Angelina’s mystic envy of cinema
Des pas lourds sur un carrelage, des frottements, des bruits de clé, des pages que l’on tourne, des cantiques, à nouveau des pas, cette fois enfoncés dans la terre, le moteur d’un tracteur, les bourdonnements du marché. Le film de Xavier Beauvois commence en une manière de longue contemplation. Il ne se passe rien. Personne ou presque ne parle. Le spectateur, d’emblée, se soumet à cette ascèse. Il partage le quotidien des moines, ça et là éraillé par le dialogue d’une jeune fille et d’un moine sur les premiers émois amoureux ou par une cérémonie musulmane au sein du village. C’est long, c’est plutôt beau.
Le spectateur accepte d’attendre car il sait que ces moines sont les moines trappistes de Tibéhirine, et qu’une catastrophe va bientôt survenir. Sept de ces moines ont été enlevés en 1996 par un groupe islamiste puis retrouvés sauvagement assassinés deux mois plus tard. Des moines qui avaient obstinément refusé, malgré les mises en garde et les prières, de quitter le village dans lequel ils étaient installés depuis de nombreuses années, alors que le pays vivait sous le joug de la terreur et connaissait une vague d’attentats sanglants.
Peu à peu, la violence se rapproche. De la bouche d’un villageois à la perte d’amis assassinés, distillée par des images à la télévision, matérialisée par des barrages sur la route. Le monastère est cerné. Le film relate un véritable siège qui atteint son paroxysme lorsque le chant des moines tente de couvrir le bruit d’un hélicoptère.
Ceux qui voudront en savoir plus sur cet épisode sanglant de l’histoire commune à la France et à l’Algérie resteront sur leur faim. Il n’est pas question ici de version des faits historiques. Originellement attribué au GIA (Groupe Islamique Armé), l’assassinat des sept moines a récemment fait l’objet de révélations évoquant plutôt une bavure de l’armée algérienne. Mais le réalisateur ne tranche pas.
ENGAGEMENT
L’entêtement presque incompréhensible de ces religieux à ne pas vouloir se mettre à l’abri, à ne pas sauver leur vie, est plus traité sur le mode de la parabole. Le film ne cherche à aucun moment à faire "couleur locale". Pour preuve, les moines ne parlent pas un mot d’arabe, ce qui semble improbable. Plus que la vérité historique, Xavier Beauvois cherche la vérité des cœurs. Son film pose avec sensibilité la question de l’engagement. Au-delà de l’aspect religieux et du pathos que pourrait générer la fin tragique des moines, c’est du côté de l’humanité que le réalisateur a choisi de se tourner. Il interroge les moines sur le sens de leur mission, non divine, mais terrestre, sur la nécessité de vaincre la peur, de s’en remettre à l’homme pour exister entièrement et naître à soi-même.

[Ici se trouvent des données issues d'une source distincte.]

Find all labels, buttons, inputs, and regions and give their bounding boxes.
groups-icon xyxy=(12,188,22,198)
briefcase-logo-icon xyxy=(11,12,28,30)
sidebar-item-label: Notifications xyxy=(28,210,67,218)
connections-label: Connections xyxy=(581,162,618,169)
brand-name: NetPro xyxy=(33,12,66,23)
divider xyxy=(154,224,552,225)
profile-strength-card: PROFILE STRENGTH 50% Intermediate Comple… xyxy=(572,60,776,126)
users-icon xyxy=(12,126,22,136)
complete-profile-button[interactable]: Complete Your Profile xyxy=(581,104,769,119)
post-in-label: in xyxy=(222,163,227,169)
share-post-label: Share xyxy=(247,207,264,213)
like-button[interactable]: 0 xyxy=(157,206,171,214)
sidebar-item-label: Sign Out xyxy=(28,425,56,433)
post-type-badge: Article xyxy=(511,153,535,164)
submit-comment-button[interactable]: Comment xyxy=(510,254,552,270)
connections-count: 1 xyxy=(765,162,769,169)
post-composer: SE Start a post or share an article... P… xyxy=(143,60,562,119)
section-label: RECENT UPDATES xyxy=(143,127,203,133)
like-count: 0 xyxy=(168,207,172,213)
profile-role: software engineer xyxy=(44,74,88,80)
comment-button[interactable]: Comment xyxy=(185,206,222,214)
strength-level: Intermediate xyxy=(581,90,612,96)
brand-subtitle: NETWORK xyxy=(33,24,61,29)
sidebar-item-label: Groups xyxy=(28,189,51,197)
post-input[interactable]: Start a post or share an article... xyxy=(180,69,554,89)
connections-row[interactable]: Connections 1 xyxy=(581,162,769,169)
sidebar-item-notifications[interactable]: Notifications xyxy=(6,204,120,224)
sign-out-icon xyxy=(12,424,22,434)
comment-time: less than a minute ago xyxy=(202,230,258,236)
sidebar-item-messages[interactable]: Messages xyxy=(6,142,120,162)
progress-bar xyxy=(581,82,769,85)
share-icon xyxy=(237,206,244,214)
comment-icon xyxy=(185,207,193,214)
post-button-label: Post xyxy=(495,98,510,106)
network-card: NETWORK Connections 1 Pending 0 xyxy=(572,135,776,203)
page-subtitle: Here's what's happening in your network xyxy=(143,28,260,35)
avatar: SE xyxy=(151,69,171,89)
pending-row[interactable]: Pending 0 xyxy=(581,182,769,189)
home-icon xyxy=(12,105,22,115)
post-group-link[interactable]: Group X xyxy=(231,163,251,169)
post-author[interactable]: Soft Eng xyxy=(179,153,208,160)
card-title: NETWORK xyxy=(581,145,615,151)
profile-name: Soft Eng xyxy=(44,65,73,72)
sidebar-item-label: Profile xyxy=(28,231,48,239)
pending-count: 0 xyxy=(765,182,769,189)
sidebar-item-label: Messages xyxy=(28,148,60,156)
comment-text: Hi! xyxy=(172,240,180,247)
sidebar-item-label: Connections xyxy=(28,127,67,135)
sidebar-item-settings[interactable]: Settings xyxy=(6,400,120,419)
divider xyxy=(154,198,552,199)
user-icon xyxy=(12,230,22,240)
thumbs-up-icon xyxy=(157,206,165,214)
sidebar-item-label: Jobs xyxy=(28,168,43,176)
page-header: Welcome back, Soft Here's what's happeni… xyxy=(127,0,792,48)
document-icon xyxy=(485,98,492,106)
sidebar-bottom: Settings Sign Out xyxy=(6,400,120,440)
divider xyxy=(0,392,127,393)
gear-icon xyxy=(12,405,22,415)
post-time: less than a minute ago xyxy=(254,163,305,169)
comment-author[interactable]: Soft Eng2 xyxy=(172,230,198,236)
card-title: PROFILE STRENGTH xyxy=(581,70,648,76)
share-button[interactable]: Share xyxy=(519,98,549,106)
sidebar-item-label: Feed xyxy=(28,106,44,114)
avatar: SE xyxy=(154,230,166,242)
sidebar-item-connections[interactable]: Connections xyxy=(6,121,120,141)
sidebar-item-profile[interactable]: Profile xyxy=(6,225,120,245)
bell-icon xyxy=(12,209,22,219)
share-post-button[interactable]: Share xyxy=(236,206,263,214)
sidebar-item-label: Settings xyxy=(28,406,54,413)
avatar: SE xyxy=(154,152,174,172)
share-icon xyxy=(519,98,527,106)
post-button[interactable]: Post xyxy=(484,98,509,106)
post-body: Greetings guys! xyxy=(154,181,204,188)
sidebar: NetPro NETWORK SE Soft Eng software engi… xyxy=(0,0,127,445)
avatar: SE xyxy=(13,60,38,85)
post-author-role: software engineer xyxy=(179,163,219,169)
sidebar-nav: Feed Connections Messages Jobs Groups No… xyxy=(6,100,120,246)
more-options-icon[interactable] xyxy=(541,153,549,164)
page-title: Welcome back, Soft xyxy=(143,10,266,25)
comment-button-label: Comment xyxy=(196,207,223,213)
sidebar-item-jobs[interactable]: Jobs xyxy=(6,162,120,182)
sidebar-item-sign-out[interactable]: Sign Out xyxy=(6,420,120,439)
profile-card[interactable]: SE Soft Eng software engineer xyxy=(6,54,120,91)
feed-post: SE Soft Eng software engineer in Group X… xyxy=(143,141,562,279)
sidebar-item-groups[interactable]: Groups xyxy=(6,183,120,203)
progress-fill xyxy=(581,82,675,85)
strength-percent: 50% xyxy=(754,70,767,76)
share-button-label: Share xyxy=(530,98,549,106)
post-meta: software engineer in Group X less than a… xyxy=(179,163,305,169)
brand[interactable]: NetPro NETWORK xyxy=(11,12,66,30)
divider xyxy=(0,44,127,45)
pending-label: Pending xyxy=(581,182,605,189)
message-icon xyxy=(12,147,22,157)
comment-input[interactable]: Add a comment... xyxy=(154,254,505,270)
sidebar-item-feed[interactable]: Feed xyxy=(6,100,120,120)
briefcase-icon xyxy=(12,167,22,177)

La présence d’une communauté chrétienne au sein d’un village algérien soulève de nombreux problèmes d’actualité. Elle porte les stigmates de la colonisation, mais aussi celles du partage, de l’humilité, de la coexistence possible des religions. Est-ce orgueil de rester lorsque l’on se sait en danger ? A-t-on le droit de se sacrifier quand le sacrifice est certain et sûrement vain ? Les questions nous assaillent pendant la projection. La critique aura beau railler une mise en scène minimaliste et sans profondeur, des références un peu trop voyantes (Mantegna, Rossellini…) des scènes qui se répètent (plusieurs délibérations, un Lambert Wilson torturé qui ne cesse de réfléchir…), des visages en gros plan qui se succèdent avec Le Lac des Cygnes en fond sonore pour forcer l’émotion. Bref une volonté de vouloir tout expliquer, tout démontrer par des images. Mais c’est l’impression contraire que j’en retiens. J’ai trouvé dans Des hommes et des dieux l’espace pour y projeter mes propres émotions. Les acteurs sont évidemment tous formidables, de Lambert Wilson qui en fait beaucoup sans jamais en faire trop à Michael Lonsdale en roue totalement libre, d’une élégance et d’une grâce que personnellement je lui connaissais peu.
Il était temps que le cinéma s’empare de cet épisode, qu’il garde la trace et le témoignage de ce mystère de la foi humaine, de l’énigme de cette poignée d’hommes qui ont choisi de rester des hommes au milieu de la tourmente et de la fureur. « Nos vies étaient déjà données » affirme le prieur incarné par Lambert Wilson. Personne, donc, ne les leur a prises.